RE: [PATCH] drm/amdgpu/mes: fix mes12 to map legacy queue

"Zhang, Hawking" <Hawking.Zhang@xxxxxxx> · Thu, 9 May 2024 07:20:58 +0000

[AMD Official Use Only - General]

Let's use dev_err that is more helpful in multiple-GPU use scenario when there are errors. Other than that, the patch is

Reviewed-by: Hawking Zhang <Hawking.Zhang@xxxxxxx>

Regards,
Hawking

-----Original Message-----
From: Xiao, Jack <Jack.Xiao@xxxxxxx>
Sent: Thursday, May 9, 2024 14:47
To: amd-gfx@xxxxxxxxxxxxxxxxxxxxx; Deucher, Alexander <Alexander.Deucher@xxxxxxx>; Zhang, Hawking <Hawking.Zhang@xxxxxxx>; Min, Frank <Frank.Min@xxxxxxx>; Gao, Likun <Likun.Gao@xxxxxxx>
Cc: Xiao, Jack <Jack.Xiao@xxxxxxx>
Subject: [PATCH] drm/amdgpu/mes: fix mes12 to map legacy queue

Adjust mes12 initialization sequence to fix mapping legacy queue.

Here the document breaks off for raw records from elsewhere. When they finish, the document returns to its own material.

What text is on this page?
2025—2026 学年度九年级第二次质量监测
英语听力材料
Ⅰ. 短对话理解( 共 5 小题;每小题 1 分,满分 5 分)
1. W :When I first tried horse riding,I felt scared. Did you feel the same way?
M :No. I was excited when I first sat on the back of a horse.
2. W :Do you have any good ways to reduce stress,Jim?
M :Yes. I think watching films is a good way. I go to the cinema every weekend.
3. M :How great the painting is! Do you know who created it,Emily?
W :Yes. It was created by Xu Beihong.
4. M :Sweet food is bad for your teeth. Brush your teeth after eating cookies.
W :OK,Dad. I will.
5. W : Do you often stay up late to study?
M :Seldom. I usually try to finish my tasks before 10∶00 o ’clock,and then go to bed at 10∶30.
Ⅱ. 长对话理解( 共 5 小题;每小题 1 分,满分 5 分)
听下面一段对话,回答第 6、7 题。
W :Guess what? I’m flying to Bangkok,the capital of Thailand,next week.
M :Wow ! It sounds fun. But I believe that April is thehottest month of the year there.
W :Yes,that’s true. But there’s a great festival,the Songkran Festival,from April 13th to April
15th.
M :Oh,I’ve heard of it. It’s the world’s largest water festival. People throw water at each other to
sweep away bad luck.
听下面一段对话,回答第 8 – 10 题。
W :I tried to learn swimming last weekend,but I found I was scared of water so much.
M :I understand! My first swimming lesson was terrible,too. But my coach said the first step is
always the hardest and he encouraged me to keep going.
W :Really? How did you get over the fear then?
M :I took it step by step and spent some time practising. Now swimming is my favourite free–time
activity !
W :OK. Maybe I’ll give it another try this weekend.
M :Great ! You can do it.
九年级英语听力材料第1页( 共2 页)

Signed-off-by: Jack Xiao <Jack.Xiao@xxxxxxx>
---
 drivers/gpu/drm/amd/amdgpu/amdgpu_gfx.c | 71 ++++++++++++++++---------  drivers/gpu/drm/amd/amdgpu/mes_v12_0.c  | 10 ++--
 2 files changed, 53 insertions(+), 28 deletions(-)

diff --git a/drivers/gpu/drm/amd/amdgpu/amdgpu_gfx.c b/drivers/gpu/drm/amd/amdgpu/amdgpu_gfx.c
index ca90d6b577c8..a2696c215899 100644
--- a/drivers/gpu/drm/amd/amdgpu/amdgpu_gfx.c
+++ b/drivers/gpu/drm/amd/amdgpu/amdgpu_gfx.c
@@ -599,6 +599,44 @@ int amdgpu_queue_mask_bit_to_set_resource_bit(struct amdgpu_device *adev,
        return set_resource_bit;
 }

+static int amdgpu_gfx_mes_enable_kcq(struct amdgpu_device *adev, int
+xcc_id) {
+       struct amdgpu_kiq *kiq = &adev->gfx.kiq[xcc_id];
+       struct amdgpu_ring *kiq_ring = &kiq->ring;
+       uint64_t queue_mask = ~0ULL;
+       int r, i, j;
+
+       amdgpu_device_flush_hdp(adev, NULL);
+
+       if (!adev->enable_uni_mes) {
+               spin_lock(&kiq->ring_lock);
+               r = amdgpu_ring_alloc(kiq_ring, kiq->pmf->set_resources_size);
+               if (r) {
+                       DRM_ERROR("Failed to lock KIQ (%d).\n", r);
+                       spin_unlock(&kiq->ring_lock);
+                       return r;
+               }
+
+               kiq->pmf->kiq_set_resources(kiq_ring, queue_mask);
+               r = amdgpu_ring_test_helper(kiq_ring);
+               spin_unlock(&kiq->ring_lock);
+               if (r)
+                       DRM_ERROR("KIQ failed to set resources\n");
+       }
+
+       for (i = 0; i < adev->gfx.num_compute_rings; i++) {
+               j = i + xcc_id * adev->gfx.num_compute_rings;
+               r = amdgpu_mes_map_legacy_queue(adev,
+                                               &adev->gfx.compute_ring[j]);
+               if (r) {
+                       DRM_ERROR("failed to map compute queue\n");
+                       return r;
+               }
+       }
+
+       return 0;
+}
+
 int amdgpu_gfx_enable_kcq(struct amdgpu_device *adev, int xcc_id)  {
        struct amdgpu_kiq *kiq = &adev->gfx.kiq[xcc_id]; @@ -606,6 +644,9 @@ int amdgpu_gfx_enable_kcq(struct amdgpu_device *adev, int xcc_id)
        uint64_t queue_mask = 0;
        int r, i, j;

+       if (adev->enable_mes)
+               return amdgpu_gfx_mes_enable_kcq(adev, xcc_id);
+
        if (!kiq->pmf || !kiq->pmf->kiq_map_queues || !kiq->pmf->kiq_set_resources)
                return -EINVAL;

@@ -626,9 +667,6 @@ int amdgpu_gfx_enable_kcq(struct amdgpu_device *adev, int xcc_id)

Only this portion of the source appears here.